Dr. Adrian Coye, C.E.O. K.H.M.H.
“We have exceeded our capacity to offer elective surgeries. Now, we want to maintain the quality of care that we give. We want to maintain the right ratios of nurses and doctors to patients. In many ways, in the past, we have bent over to accommodate as best as we can but that leads to burn out syndrome and challenges everyone—all the resources—all the facilities. So, in that way we recognized it and wanted to give the hospital a chance to clear out all those difficult cases that are there back logged. Of course, just by the numbers, on Monday I was saying that we had ten patients needing admission to the surgical ward in the Accident and Emergency.
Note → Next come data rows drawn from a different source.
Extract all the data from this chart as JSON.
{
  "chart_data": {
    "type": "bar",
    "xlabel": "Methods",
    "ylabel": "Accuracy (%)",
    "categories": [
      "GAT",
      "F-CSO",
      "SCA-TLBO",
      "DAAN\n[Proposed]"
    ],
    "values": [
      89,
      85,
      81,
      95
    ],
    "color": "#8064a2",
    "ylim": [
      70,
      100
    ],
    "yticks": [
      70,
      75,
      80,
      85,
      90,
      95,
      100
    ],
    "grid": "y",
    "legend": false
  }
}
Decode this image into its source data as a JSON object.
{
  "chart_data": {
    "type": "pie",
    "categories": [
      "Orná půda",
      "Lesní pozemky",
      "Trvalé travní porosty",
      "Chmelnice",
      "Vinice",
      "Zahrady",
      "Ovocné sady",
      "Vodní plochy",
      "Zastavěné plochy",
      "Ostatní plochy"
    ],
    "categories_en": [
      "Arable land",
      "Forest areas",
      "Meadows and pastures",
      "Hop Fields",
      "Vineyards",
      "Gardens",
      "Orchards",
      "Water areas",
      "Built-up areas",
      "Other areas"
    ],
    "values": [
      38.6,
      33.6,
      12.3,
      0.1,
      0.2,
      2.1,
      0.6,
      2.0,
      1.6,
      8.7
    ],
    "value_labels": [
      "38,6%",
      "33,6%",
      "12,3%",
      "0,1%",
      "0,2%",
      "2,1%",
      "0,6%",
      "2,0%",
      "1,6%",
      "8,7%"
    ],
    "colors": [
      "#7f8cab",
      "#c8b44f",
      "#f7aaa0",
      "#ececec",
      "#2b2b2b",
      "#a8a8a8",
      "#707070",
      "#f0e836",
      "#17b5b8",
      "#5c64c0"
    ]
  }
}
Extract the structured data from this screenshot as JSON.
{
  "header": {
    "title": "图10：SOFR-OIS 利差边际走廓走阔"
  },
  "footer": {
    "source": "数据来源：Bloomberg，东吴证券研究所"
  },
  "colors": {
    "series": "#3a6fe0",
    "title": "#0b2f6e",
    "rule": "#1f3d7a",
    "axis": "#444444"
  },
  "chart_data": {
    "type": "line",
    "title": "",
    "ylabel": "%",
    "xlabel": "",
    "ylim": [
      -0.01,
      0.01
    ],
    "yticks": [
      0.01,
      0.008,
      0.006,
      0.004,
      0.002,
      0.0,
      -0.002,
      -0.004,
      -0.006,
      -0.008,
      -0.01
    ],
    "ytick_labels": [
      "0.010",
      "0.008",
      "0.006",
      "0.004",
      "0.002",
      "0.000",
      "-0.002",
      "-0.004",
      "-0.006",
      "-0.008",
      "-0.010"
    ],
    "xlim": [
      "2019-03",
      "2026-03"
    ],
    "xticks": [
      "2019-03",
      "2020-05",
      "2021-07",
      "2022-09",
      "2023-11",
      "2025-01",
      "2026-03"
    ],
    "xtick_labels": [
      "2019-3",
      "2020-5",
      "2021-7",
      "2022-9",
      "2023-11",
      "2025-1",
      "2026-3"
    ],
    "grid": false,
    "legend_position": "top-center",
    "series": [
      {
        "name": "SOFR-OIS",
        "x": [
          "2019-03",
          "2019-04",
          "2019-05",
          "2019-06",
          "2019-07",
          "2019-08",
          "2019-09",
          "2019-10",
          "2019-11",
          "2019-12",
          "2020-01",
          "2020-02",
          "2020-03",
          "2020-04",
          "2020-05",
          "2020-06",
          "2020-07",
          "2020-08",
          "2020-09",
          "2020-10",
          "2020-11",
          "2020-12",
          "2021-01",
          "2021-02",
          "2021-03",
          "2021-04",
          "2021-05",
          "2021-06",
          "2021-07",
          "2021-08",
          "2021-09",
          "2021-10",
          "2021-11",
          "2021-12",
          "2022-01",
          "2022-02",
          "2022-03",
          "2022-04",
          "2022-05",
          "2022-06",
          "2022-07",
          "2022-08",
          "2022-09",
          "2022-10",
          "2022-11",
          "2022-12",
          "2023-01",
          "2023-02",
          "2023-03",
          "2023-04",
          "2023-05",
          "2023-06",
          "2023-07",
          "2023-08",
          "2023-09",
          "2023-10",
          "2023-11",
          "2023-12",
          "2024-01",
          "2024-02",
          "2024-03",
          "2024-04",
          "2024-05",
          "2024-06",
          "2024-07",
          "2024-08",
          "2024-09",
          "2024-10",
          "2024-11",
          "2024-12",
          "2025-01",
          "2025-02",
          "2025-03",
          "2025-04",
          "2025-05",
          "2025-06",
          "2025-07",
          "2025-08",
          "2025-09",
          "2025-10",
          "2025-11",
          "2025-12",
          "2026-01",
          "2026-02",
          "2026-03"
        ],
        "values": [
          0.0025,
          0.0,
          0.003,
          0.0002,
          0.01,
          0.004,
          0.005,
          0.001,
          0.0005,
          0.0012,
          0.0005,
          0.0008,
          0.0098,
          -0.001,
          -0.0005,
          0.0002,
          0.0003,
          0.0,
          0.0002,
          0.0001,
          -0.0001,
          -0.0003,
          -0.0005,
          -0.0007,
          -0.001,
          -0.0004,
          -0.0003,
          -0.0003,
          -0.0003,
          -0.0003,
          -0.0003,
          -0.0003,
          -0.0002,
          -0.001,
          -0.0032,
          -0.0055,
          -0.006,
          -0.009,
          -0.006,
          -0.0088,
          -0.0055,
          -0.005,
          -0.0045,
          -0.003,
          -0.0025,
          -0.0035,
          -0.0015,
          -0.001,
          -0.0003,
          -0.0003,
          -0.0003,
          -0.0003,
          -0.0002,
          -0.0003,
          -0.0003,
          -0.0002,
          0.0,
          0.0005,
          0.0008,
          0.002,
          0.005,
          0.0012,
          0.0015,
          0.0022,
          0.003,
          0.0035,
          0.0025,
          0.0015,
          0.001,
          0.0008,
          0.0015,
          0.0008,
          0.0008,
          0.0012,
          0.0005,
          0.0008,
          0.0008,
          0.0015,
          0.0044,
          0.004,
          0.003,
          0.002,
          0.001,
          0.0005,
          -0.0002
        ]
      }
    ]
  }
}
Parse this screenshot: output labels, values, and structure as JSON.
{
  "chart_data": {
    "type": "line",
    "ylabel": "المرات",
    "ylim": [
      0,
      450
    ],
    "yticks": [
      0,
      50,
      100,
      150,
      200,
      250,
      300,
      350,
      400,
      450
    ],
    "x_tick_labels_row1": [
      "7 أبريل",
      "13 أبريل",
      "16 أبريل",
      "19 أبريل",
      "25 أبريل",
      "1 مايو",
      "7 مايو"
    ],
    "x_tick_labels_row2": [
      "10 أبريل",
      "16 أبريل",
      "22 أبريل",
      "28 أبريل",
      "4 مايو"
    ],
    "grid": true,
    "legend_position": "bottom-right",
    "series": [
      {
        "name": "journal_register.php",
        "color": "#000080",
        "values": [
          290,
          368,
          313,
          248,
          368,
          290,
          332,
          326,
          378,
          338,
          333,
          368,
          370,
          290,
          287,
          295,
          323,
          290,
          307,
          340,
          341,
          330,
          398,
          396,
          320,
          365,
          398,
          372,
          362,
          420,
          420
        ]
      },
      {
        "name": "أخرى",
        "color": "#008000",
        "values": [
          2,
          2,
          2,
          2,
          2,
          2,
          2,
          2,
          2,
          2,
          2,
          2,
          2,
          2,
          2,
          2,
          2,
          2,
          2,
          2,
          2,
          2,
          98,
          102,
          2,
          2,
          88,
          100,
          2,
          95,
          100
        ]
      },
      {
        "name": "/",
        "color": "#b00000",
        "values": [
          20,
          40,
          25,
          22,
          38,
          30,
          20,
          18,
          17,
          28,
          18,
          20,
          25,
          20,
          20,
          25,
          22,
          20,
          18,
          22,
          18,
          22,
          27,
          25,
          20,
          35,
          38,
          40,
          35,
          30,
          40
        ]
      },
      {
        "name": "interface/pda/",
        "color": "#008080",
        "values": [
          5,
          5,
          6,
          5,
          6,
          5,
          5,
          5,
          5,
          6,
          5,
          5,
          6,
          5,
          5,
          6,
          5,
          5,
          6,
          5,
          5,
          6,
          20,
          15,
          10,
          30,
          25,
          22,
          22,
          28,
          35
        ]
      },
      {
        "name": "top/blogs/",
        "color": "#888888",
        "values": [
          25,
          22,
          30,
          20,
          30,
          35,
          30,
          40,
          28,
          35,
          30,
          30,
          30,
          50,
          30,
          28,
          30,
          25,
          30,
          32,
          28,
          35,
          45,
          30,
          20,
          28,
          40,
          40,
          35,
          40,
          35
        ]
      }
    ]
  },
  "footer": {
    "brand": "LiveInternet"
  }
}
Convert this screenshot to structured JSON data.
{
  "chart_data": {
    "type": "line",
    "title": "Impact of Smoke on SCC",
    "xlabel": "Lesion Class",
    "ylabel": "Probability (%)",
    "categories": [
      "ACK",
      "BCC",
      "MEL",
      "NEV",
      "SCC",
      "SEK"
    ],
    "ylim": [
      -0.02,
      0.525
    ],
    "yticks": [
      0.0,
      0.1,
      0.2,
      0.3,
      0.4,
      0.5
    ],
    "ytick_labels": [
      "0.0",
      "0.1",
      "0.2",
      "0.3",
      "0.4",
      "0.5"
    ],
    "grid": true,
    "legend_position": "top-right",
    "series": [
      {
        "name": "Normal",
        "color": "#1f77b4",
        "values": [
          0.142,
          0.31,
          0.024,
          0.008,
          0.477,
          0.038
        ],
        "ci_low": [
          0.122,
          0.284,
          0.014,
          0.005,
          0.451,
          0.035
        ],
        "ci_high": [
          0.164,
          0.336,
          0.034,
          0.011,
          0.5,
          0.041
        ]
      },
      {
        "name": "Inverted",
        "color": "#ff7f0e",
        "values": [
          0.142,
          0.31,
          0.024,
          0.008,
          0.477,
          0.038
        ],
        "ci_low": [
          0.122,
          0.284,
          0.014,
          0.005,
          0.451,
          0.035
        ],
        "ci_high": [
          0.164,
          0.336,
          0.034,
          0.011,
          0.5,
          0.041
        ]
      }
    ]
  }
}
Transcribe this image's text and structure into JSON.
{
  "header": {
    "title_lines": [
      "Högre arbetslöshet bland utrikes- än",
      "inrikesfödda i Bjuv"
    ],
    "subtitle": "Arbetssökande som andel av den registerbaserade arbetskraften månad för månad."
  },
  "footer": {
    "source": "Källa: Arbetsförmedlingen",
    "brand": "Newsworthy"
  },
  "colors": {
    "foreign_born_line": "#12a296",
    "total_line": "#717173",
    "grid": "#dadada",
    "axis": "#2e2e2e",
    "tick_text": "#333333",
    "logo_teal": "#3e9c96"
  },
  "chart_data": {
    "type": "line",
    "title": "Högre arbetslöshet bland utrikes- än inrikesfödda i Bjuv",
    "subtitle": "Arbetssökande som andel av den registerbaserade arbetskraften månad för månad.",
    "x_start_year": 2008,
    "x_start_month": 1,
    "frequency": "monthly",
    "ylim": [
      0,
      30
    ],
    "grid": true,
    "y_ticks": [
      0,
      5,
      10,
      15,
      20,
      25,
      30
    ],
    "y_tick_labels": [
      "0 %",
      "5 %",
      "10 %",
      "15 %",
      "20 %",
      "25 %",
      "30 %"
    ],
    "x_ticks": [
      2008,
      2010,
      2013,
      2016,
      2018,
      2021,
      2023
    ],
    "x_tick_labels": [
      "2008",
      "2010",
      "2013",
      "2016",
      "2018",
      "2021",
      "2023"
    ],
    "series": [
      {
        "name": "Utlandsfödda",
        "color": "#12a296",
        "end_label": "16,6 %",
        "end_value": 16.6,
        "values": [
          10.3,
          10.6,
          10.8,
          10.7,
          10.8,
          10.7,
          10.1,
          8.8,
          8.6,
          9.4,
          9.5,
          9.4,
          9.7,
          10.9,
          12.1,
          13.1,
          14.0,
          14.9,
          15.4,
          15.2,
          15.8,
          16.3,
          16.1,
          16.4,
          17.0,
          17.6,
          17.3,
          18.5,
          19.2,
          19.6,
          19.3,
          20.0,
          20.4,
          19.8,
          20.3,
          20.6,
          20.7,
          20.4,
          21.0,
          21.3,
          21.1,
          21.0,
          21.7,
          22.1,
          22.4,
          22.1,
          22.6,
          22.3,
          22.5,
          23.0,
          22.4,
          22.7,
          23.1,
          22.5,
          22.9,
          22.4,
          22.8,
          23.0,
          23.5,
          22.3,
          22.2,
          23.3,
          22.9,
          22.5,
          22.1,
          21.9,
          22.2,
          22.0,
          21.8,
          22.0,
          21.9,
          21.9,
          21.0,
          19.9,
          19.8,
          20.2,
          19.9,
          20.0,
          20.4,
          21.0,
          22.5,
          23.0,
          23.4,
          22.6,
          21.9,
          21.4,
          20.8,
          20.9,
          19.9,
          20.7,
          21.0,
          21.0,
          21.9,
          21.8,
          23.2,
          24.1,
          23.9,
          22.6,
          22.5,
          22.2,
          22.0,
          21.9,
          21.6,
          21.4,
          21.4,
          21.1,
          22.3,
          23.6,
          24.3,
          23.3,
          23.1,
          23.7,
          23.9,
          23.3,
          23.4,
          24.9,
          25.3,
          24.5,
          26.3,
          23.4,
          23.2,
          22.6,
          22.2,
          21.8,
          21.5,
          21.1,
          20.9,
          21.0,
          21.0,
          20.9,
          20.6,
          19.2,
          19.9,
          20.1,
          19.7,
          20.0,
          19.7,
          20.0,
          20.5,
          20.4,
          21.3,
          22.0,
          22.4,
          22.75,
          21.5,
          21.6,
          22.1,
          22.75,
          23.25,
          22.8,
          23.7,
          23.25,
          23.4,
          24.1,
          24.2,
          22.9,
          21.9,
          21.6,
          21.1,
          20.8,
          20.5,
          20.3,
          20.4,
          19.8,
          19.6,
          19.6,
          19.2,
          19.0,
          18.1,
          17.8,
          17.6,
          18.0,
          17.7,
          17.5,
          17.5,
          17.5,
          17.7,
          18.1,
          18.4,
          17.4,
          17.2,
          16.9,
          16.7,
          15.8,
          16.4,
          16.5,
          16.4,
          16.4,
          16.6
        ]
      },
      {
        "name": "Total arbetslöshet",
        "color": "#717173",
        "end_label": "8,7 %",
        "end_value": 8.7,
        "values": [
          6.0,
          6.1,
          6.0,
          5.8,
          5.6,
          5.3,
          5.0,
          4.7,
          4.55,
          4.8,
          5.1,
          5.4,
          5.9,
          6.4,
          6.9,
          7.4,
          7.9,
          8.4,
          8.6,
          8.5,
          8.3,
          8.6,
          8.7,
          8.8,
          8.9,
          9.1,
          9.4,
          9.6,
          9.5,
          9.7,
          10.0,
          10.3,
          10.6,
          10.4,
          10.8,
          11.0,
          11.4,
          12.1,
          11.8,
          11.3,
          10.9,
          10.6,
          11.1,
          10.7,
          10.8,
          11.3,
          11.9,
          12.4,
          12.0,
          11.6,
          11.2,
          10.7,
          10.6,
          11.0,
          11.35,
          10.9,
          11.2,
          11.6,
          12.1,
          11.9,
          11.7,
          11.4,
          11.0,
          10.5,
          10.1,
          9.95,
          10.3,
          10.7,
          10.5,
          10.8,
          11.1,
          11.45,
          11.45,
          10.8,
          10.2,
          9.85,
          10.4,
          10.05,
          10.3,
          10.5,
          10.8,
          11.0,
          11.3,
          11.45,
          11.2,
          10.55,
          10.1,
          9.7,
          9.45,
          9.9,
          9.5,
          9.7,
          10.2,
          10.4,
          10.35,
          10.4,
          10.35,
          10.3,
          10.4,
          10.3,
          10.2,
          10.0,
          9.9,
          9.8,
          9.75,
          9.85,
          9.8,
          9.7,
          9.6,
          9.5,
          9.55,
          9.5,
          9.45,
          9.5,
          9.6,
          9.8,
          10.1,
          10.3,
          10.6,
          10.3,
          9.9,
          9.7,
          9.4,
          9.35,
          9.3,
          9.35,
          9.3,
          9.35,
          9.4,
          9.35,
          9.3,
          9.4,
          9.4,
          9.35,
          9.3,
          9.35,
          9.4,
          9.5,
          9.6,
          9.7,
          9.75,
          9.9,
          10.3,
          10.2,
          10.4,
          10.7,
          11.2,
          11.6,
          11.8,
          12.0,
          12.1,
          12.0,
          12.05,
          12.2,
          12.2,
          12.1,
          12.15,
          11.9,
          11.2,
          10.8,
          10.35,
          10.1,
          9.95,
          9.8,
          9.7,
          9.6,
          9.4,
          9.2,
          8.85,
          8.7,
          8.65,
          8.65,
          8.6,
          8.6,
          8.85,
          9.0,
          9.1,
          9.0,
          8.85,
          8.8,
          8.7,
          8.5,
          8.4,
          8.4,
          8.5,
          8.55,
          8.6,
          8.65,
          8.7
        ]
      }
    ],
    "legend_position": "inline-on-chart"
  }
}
The Accident and Emergency has a bed capacity of about twenty, so half of that bed capacity is of patients admitted jus to the surgical ward alone. The surgical ward has twenty eight beds as capacity and if two discharges happen, it would have to take those patients. If in recovery room after surgeries, emergency surgeries, you have three, four patients, they too would have to go to the ward. So, it is impossible to take patients electively. Even though we would like to do that for everyone, we were not able to. Up to yesterday, as an update, we had six patients in the emergency room trying to get beds on the ward. So, it is not a matter of not having beds to put patients on, that is not the issue, it is a matter of the capacity that we have.”